Congressional leadership has unveiled an a $446.8 billion “minibus” that will cover six annual appropriations bills, leaving only the defense bill to pass separately. Assuming these bills pass, discretionary spending will have jumped by 8 percent for the third consecutive year since the Democrats took control of Congress in 2007. In those three years, regular discretionary spending has jumped 25 percent, from $873 billion to $1,090 billion. But that’s not all. The recent stimulus bill provided an additional $311 billion in “emergency” discretionary spending. Altogether, the last three Congressional Democratic budgets have spent $561 billion more in discretionary spending than if they had limited growth to the baseline inflation rate.

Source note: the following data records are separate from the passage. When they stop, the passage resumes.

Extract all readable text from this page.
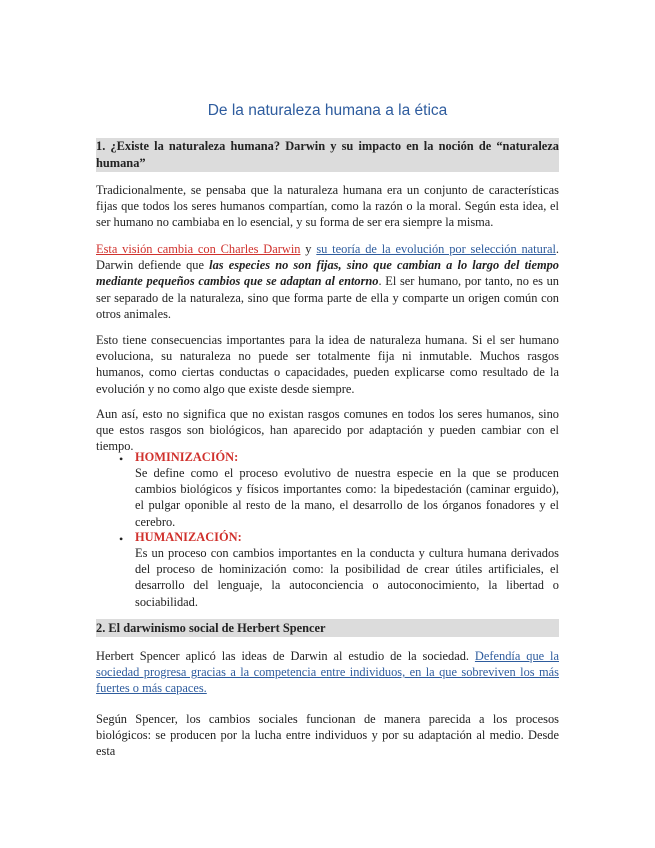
De la naturaleza humana a la ética

1. ¿Existe la naturaleza humana? Darwin y su impacto en la noción de “naturaleza humana”

Tradicionalmente, se pensaba que la naturaleza humana era un conjunto de características fijas que todos los seres humanos compartían, como la razón o la moral. Según esta idea, el ser humano no cambiaba en lo esencial, y su forma de ser era siempre la misma.

Esta visión cambia con Charles Darwin y su teoría de la evolución por selección natural. Darwin defiende que las especies no son fijas, sino que cambian a lo largo del tiempo mediante pequeños cambios que se adaptan al entorno. El ser humano, por tanto, no es un ser separado de la naturaleza, sino que forma parte de ella y comparte un origen común con otros animales.

Esto tiene consecuencias importantes para la idea de naturaleza humana. Si el ser humano evoluciona, su naturaleza no puede ser totalmente fija ni inmutable. Muchos rasgos humanos, como ciertas conductas o capacidades, pueden explicarse como resultado de la evolución y no como algo que existe desde siempre.

Aun así, esto no significa que no existan rasgos comunes en todos los seres humanos, sino que estos rasgos son biológicos, han aparecido por adaptación y pueden cambiar con el tiempo.

• HOMINIZACIÓN:

Se define como el proceso evolutivo de nuestra especie en la que se producen cambios biológicos y físicos importantes como: la bipedestación (caminar erguido), el pulgar oponible al resto de la mano, el desarrollo de los órganos fonadores y el cerebro.

• HUMANIZACIÓN:

Es un proceso con cambios importantes en la conducta y cultura humana derivados del proceso de hominización como: la posibilidad de crear útiles artificiales, el desarrollo del lenguaje, la autoconciencia o autoconocimiento, la libertad o sociabilidad.

2. El darwinismo social de Herbert Spencer

Herbert Spencer aplicó las ideas de Darwin al estudio de la sociedad. Defendía que la sociedad progresa gracias a la competencia entre individuos, en la que sobreviven los más fuertes o más capaces.

Según Spencer, los cambios sociales funcionan de manera parecida a los procesos biológicos: se producen por la lucha entre individuos y por su adaptación al medio. Desde esta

Non-defense discretionary programs—which have received most of the increases—have not exactly been starved in the past, either. From 2001 through 2008, these outlays grew 32 percent faster than inflation, due in part to large increases for education (31 percent), health research (30 percent), and international affairs (47 percent). Clearly, these programs do not need even more budget increases. Yet rather than ask federal agencies to join the American people in some recessionary belt-tightening, Congress gave these programs an 8 percent increase in FY 2009, and is in the process of adding another 8 percent for FY 2010 —not even counting the historic $311 billion in additional “stimulus” funding for these programs.

This is not the budgeting of a Congress even minimally serious about the budget deficit. And each large annual discretionary spending increase becomes part of the permanent discretionary spending baseline. In fact, the steep increases over the past three years have added $1.7 trillion to the 2011-2020 discretionary spending baseline – nearly $1,500 per household annually.

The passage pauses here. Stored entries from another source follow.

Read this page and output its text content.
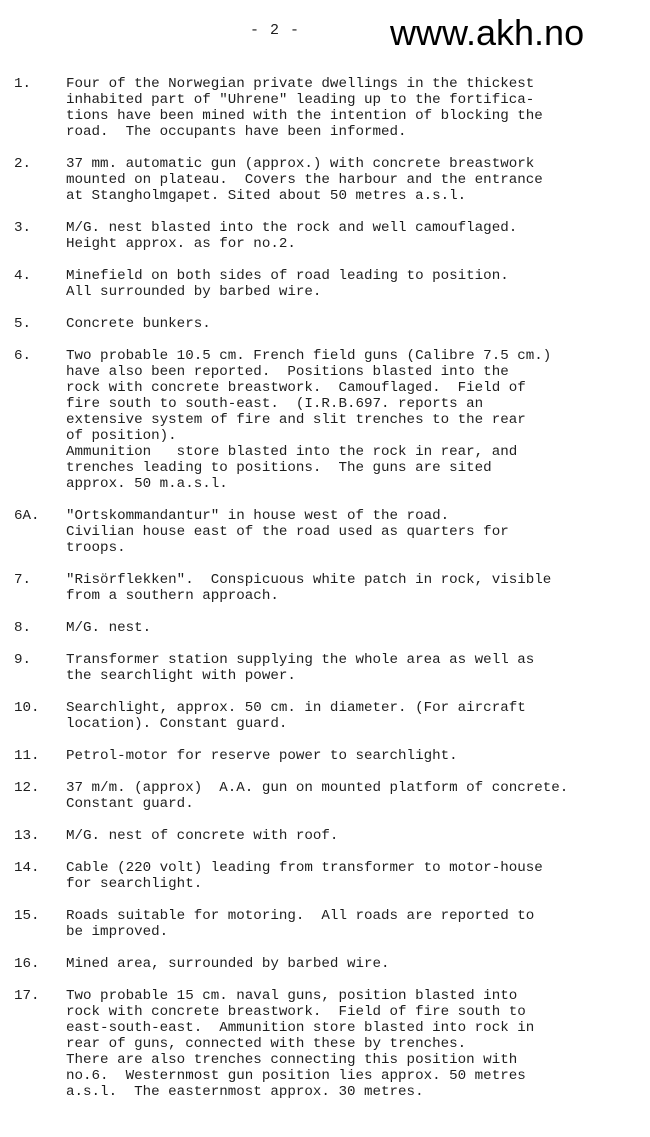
- 2 - www.akh.no
1.	Four of the Norwegian private dwellings in the thickest
inhabited part of "Uhrene" leading up to the fortifica-
tions have been mined with the intention of blocking the
road.  The occupants have been informed.
2.	37 mm. automatic gun (approx.) with concrete breastwork
mounted on plateau.  Covers the harbour and the entrance
at Stangholmgapet. Sited about 50 metres a.s.l.
3.	M/G. nest blasted into the rock and well camouflaged.
Height approx. as for no.2.
4.	Minefield on both sides of road leading to position.
All surrounded by barbed wire.
5.	Concrete bunkers.
6.	Two probable 10.5 cm. French field guns (Calibre 7.5 cm.)
have also been reported.  Positions blasted into the
rock with concrete breastwork.  Camouflaged.  Field of
fire south to south-east.  (I.R.B.697. reports an
extensive system of fire and slit trenches to the rear
of position).
Ammunition   store blasted into the rock in rear, and
trenches leading to positions.  The guns are sited
approx. 50 m.a.s.l.
6A.	"Ortskommandantur" in house west of the road.
Civilian house east of the road used as quarters for
troops.
7.	"Risörflekken".  Conspicuous white patch in rock, visible
from a southern approach.
8.	M/G. nest.
9.	Transformer station supplying the whole area as well as
the searchlight with power.
10.	Searchlight, approx. 50 cm. in diameter. (For aircraft
location). Constant guard.
11.	Petrol-motor for reserve power to searchlight.
12.	37 m/m. (approx)  A.A. gun on mounted platform of concrete.
Constant guard.
13.	M/G. nest of concrete with roof.
14.	Cable (220 volt) leading from transformer to motor-house
for searchlight.
15.	Roads suitable for motoring.  All roads are reported to
be improved.
16.	Mined area, surrounded by barbed wire.
17.	Two probable 15 cm. naval guns, position blasted into
rock with concrete breastwork.  Field of fire south to
east-south-east.  Ammunition store blasted into rock in
rear of guns, connected with these by trenches.
There are also trenches connecting this position with
no.6.  Westernmost gun position lies approx. 50 metres
a.s.l.  The easternmost approx. 30 metres.
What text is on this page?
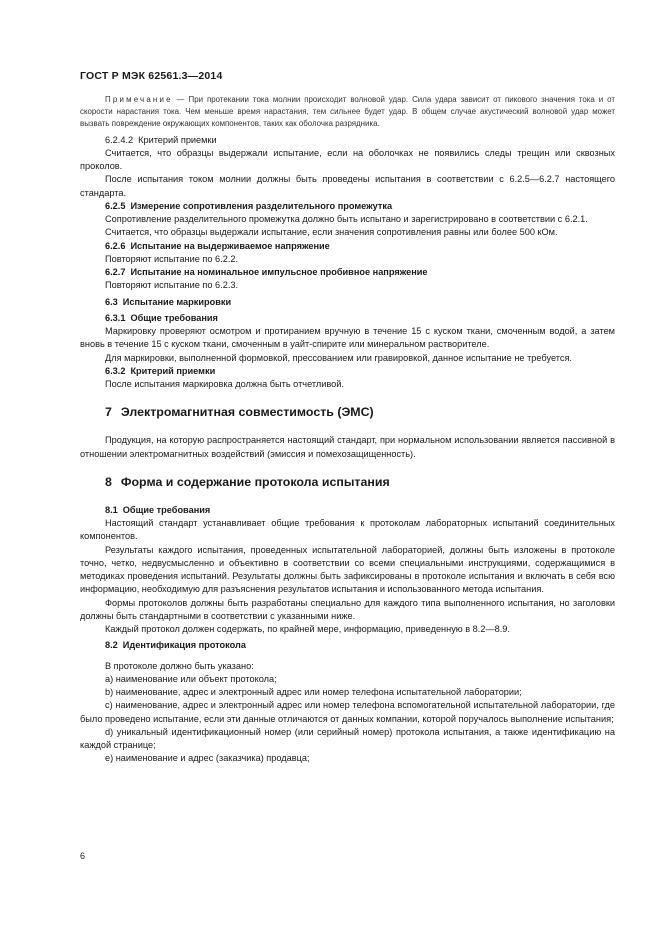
ГОСТ Р МЭК 62561.3—2014
Примечание — При протекании тока молнии происходит волновой удар. Сила удара зависит от пикового значения тока и от скорости нарастания тока. Чем меньше время нарастания, тем сильнее будет удар. В общем случае акустический волновой удар может вызвать повреждение окружающих компонентов, таких как оболочка разрядника.
6.2.4.2 Критерий приемки

Считается, что образцы выдержали испытание, если на оболочках не появились следы трещин или сквозных проколов.

После испытания током молнии должны быть проведены испытания в соответствии с 6.2.5—6.2.7 настоящего стандарта.

6.2.5 Измерение сопротивления разделительного промежутка

Сопротивление разделительного промежутка должно быть испытано и зарегистрировано в соответствии с 6.2.1.

Считается, что образцы выдержали испытание, если значения сопротивления равны или более 500 кОм.

6.2.6 Испытание на выдерживаемое напряжение

Повторяют испытание по 6.2.2.

6.2.7 Испытание на номинальное импульсное пробивное напряжение

Повторяют испытание по 6.2.3.

6.3 Испытание маркировки
6.3.1 Общие требования

Маркировку проверяют осмотром и протиранием вручную в течение 15 с куском ткани, смоченным водой, а затем вновь в течение 15 с куском ткани, смоченным в уайт-спирите или минеральном растворителе.

Для маркировки, выполненной формовкой, прессованием или гравировкой, данное испытание не требуется.

6.3.2 Критерий приемки

После испытания маркировка должна быть отчетливой.

7 Электромагнитная совместимость (ЭМС)

Продукция, на которую распространяется настоящий стандарт, при нормальном использовании является пассивной в отношении электромагнитных воздействий (эмиссия и помехозащищенность).

8 Форма и содержание протокола испытания
8.1 Общие требования

Настоящий стандарт устанавливает общие требования к протоколам лабораторных испытаний соединительных компонентов.

Результаты каждого испытания, проведенных испытательной лабораторией, должны быть изложены в протоколе точно, четко, недвусмысленно и объективно в соответствии со всеми специальными инструкциями, содержащимися в методиках проведения испытаний. Результаты должны быть зафиксированы в протоколе испытания и включать в себя всю информацию, необходимую для разъяснения результатов испытания и использованного метода испытания.

Формы протоколов должны быть разработаны специально для каждого типа выполненного испытания, но заголовки должны быть стандартными в соответствии с указанными ниже.

Каждый протокол должен содержать, по крайней мере, информацию, приведенную в 8.2—8.9.

8.2 Идентификация протокола

В протоколе должно быть указано:

a) наименование или объект протокола;

b) наименование, адрес и электронный адрес или номер телефона испытательной лаборатории;

c) наименование, адрес и электронный адрес или номер телефона вспомогательной испытательной лаборатории, где было проведено испытание, если эти данные отличаются от данных компании, которой поручалось выполнение испытания;

d) уникальный идентификационный номер (или серийный номер) протокола испытания, а также идентификацию на каждой странице;

e) наименование и адрес (заказчика) продавца;

6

Unfortunately, the President’s budget agenda would continue this spending spree indefinitely. Federal spending (which has remained around 20 percent of GDP since the 1950s), would surpass 28 percent of GDP by 2019. Federal spending per household would rise from $25,000 per household in 2008 to more than $37,000 per household by 2019. This represents an enormous, permanent increase in the size of government.

This spending would drive a permanent, unprecedented increase in the national debt. After borrowing just under $6 trillion from 1789 through 2008 (plus nearly $2 trillion in 2009), Washington would borrow $13 trillion over the next decade—nearly $100,000 for every household. By 2019, annual budget deficits would approach $2 trillion and push the public debt to nearly 100 percent of GDP. Merely paying the interest on this debt would soon cost taxpayers $1 trillion annually, and spending and deficits would continue rise.

If a recession and $1.4 trillion budget deficits are not enough to persuade Congress to pare back the 8 percent growth rate in discretionary spending, what will it take? It’s business-as-usual in Washington.